Narcissus very wet and looking contrite after today's showers.
And look what survived winter! The fig! Old hands will not be surprised at this but it was my first experiment with a fig, potted, in this climate. I wrapped it in gorgeous black garbage bags and hid it under the massive copper bowl of my barbecue/braaivleis/firepit. Anyway, it was protected. If it makes fruit, there will be a party.
The mizuna seedlings are coming along nicely. They made me nostalgic for my childhood (for radishes, not mizuna...), and I could feel a soapbox dragging itself nearer, scrape, scrape:
Children NEED to GARDEN!
It's good for them, and it's good for their parents. It makes them nicer human beings. It's the best and most accessible therapy I can think of. You don't need a therapist, or a pill, you need a garden. Even if it's just in a pot, like my zinc bath/mizuna field. And so many Americans have serious space. New York teaches you how luxurious the smallest of backyards is. That's like a football field to us. To dig and turn the soil, to plant seed, to wait, to water, to watch, to imagine, to see, to touch, to transplant and thin, to wait and water, and feed...and later, much later, to pick, to eat. Children need to garden. Having an outdoor space and no child in it with a child's garden, modest or ambitious, is a waste: sad, an opportunity squandered. Gardening teaches them about themselves, about what they can do, of how good it feels to look after something, to look forward to something. worth. waiting. for.
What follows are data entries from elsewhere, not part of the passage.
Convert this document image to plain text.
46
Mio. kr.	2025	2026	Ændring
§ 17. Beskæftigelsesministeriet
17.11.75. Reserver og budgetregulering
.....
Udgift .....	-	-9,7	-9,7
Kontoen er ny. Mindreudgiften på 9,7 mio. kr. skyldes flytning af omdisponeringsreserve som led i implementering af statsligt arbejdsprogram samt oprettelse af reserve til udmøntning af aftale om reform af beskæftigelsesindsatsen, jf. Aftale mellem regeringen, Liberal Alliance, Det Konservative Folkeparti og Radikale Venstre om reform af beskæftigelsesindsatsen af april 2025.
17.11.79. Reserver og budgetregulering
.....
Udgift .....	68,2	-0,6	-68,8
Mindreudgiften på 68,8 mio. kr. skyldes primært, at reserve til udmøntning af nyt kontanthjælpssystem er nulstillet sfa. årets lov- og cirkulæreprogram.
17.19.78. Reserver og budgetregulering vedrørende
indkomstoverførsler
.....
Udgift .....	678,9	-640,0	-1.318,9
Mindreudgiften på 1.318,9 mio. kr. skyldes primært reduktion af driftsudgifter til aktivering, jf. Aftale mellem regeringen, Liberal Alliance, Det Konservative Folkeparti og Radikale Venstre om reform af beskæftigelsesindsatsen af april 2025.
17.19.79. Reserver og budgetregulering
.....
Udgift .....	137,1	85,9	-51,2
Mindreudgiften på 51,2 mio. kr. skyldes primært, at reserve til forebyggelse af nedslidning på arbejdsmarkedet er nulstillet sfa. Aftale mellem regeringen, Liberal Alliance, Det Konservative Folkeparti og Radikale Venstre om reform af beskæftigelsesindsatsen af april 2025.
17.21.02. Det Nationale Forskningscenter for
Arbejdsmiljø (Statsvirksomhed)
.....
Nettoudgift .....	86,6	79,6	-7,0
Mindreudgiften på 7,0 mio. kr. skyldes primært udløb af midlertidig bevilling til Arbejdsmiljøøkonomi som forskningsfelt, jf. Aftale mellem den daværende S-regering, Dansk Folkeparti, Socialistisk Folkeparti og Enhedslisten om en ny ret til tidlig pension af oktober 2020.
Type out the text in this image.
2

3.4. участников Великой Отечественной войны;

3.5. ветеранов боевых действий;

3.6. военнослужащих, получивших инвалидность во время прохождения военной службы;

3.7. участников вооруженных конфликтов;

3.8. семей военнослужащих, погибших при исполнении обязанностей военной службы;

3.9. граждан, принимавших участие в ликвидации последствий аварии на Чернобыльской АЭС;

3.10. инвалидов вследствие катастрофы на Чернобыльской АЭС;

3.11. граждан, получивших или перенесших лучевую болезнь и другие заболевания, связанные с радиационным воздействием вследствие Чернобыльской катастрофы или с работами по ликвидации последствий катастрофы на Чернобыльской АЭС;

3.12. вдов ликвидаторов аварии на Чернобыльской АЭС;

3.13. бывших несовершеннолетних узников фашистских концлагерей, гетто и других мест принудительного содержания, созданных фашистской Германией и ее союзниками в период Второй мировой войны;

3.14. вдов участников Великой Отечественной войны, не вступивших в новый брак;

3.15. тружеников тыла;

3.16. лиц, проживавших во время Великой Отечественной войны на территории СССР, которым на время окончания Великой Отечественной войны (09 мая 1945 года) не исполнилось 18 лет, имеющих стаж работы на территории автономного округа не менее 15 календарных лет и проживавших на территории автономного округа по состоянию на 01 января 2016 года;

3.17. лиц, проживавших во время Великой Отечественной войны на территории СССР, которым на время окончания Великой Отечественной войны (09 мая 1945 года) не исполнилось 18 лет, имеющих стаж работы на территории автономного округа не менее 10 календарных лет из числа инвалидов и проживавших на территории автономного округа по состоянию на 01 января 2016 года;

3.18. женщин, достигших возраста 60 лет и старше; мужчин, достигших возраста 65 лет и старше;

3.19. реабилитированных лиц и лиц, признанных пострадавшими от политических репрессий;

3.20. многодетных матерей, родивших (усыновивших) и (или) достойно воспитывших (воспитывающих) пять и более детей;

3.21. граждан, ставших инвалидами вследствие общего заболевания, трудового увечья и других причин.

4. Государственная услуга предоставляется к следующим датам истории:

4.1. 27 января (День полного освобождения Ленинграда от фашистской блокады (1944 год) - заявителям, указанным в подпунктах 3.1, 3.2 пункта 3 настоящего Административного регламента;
I shall produce this picture again, triumphantly (I hope) in May, when this David Austen hybrid blooms. Abraham Derby. Clunky name, beautifully-shaped blooms, transporting fragrance. The pot comes from GRDN.It had a lot of die-back but what was left after a no-holds-barred pruning seems healthy.
The greener leaves belong to the climbing Iceberg, now in its ...good grief: 5th year in residence. It arrived in a narrow box from the Antique Rose Emporium in Texas, and taught me the hard way that you should not prune climbers hardly at all (well, it was from Texas. At least its growth was not nu-cuclear...).
And the rampant New Dawn. Another Before the After pic. I can't wait for May. Lots of champagne!
Nepeta catarrica. Catnip to y'all. Not only tantalizing to cats but very pretty in bloom.
Wednesday will find me at Union Square and in Brooklyn Heights taping a spring planting segment for Open House New York. That will be April 2nd, my parents' wedding anniversary. 53 years.